Why is eEnablement important?
The airline industry will become very difficult to sustain in the next five years if it does not implement eEnablement strategies. The current air transport industry is characterised by competition, even if the view of Captain Baldursson may have been misunderstood. While rising air travel demand has nearly doubled global airline revenues over the previous decade, from $748 billion in 2014 to $ 1051 billion in 2022, rising passenger counts have swamped airports and airspace. Airlines must now distinguish themselves from the competition by running extremely efficient operations and providing great customer service. Congestion in the air transport infrastructure has become a norm, despite significant advances in airspace management technologies, By 2034.
Who stands to gain from eEnablement?
The eEnablement initiative involves not only connecting the various airlines’ resources and stakeholders or ‘nodes’ on a network; it is also necessary to understand their relationships, as well as how data flowing across them could be of value for operational and strategic results. The prioritisation of Cabin Wi-Fi installations has clearly demonstrated the crucial relevance of an airline’s connection with the passenger.
The fragmented planning horizons of suppliers:
Suppliers are also hampered by engrained conventions that have jeopardised eEnablement. Long concept-to-product lifecycles, resulting from stringent aircraft quality and safety standards, are extremely difficult to navigate when multiple technologies must be developed to fulfil airlines’ demanding short-term planning horizons. Equipment vendors are left to try to read the market and rush through development, hoping that airlines will catch up and identify use cases for already produced technologies. Because of attractive bright packaging, suppliers with a speciality in a certain functional area have created preferred relationships with the functionally-aligned airline department in many circumstances.
The connected aircraft market is currently dominated by North America. During the projected period, the region is also predicted to develop.
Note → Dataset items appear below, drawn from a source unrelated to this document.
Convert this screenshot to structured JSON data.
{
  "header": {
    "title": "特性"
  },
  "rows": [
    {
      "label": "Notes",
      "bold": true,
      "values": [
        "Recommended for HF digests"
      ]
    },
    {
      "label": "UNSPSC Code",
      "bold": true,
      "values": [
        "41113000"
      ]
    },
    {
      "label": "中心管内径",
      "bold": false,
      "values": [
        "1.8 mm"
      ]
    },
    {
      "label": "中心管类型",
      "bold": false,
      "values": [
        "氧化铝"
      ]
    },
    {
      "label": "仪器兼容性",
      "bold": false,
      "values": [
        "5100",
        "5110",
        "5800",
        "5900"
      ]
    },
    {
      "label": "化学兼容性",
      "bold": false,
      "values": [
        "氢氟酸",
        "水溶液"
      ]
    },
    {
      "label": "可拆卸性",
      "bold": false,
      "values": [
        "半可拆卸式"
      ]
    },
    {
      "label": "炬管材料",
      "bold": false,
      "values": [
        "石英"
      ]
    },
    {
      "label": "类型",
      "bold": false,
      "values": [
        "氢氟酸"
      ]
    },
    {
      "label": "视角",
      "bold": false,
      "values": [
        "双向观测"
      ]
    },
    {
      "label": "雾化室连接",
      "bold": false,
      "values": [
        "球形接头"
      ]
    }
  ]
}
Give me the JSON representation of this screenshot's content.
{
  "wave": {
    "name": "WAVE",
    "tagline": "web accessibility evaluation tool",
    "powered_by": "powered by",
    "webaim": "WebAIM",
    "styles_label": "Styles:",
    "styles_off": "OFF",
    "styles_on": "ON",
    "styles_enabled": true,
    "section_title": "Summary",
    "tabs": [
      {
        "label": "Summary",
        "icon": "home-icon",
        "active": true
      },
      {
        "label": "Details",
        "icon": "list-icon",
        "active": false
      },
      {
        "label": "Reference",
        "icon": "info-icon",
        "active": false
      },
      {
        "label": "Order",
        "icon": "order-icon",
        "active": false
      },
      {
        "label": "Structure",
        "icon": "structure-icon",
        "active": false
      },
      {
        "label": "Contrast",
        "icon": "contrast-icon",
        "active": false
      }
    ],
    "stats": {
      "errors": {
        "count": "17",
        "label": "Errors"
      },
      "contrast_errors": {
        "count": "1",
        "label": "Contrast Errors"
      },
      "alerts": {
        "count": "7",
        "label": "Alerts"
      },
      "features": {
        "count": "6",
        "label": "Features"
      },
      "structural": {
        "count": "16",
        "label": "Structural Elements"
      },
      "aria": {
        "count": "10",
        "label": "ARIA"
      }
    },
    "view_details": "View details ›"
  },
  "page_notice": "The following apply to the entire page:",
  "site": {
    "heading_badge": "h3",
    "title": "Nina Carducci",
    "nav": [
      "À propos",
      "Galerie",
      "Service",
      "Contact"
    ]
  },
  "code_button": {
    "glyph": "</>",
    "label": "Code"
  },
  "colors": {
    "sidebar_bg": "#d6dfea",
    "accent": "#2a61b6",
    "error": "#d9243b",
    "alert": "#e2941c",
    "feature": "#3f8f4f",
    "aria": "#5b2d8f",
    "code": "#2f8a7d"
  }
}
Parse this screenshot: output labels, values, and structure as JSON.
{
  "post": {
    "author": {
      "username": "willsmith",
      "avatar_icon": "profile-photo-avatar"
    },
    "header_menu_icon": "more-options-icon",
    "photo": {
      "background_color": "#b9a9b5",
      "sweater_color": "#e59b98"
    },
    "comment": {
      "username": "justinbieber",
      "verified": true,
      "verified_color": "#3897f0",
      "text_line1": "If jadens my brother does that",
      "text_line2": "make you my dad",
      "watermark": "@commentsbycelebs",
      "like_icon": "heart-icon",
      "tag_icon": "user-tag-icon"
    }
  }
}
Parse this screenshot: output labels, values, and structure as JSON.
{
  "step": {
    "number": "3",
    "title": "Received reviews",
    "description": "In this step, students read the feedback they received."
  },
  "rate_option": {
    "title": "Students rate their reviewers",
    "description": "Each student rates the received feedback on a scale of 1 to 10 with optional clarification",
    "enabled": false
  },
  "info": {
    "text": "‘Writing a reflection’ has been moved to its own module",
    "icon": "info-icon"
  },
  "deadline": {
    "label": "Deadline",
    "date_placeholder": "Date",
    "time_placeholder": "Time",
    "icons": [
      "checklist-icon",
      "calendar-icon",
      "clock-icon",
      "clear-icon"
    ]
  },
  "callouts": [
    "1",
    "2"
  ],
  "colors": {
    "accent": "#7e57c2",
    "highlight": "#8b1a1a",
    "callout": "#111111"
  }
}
A major growth factor for the region is an increasing number of aircraft orders from this area, as well as a growing commercial use of connected aircraft technology. In particular, in the US, where modernization and upgrading of existing technologies is a top priority, connected aircraft technology has been gaining momentum within the military.
Delta Air Lines chose Viasat’s industry-leading, next-generation Ka-band satellite in-flight connectivity (IFC) system for more than 300 mainline narrow-body aircraft in January 2021, including new deliveries and retrofits on A321ceo, 737-900ER, and select 757-200 aircraft. Delta aims to install Viasat equipment on these aircraft beginning in the summer of 2021, with the potential to add other fleets.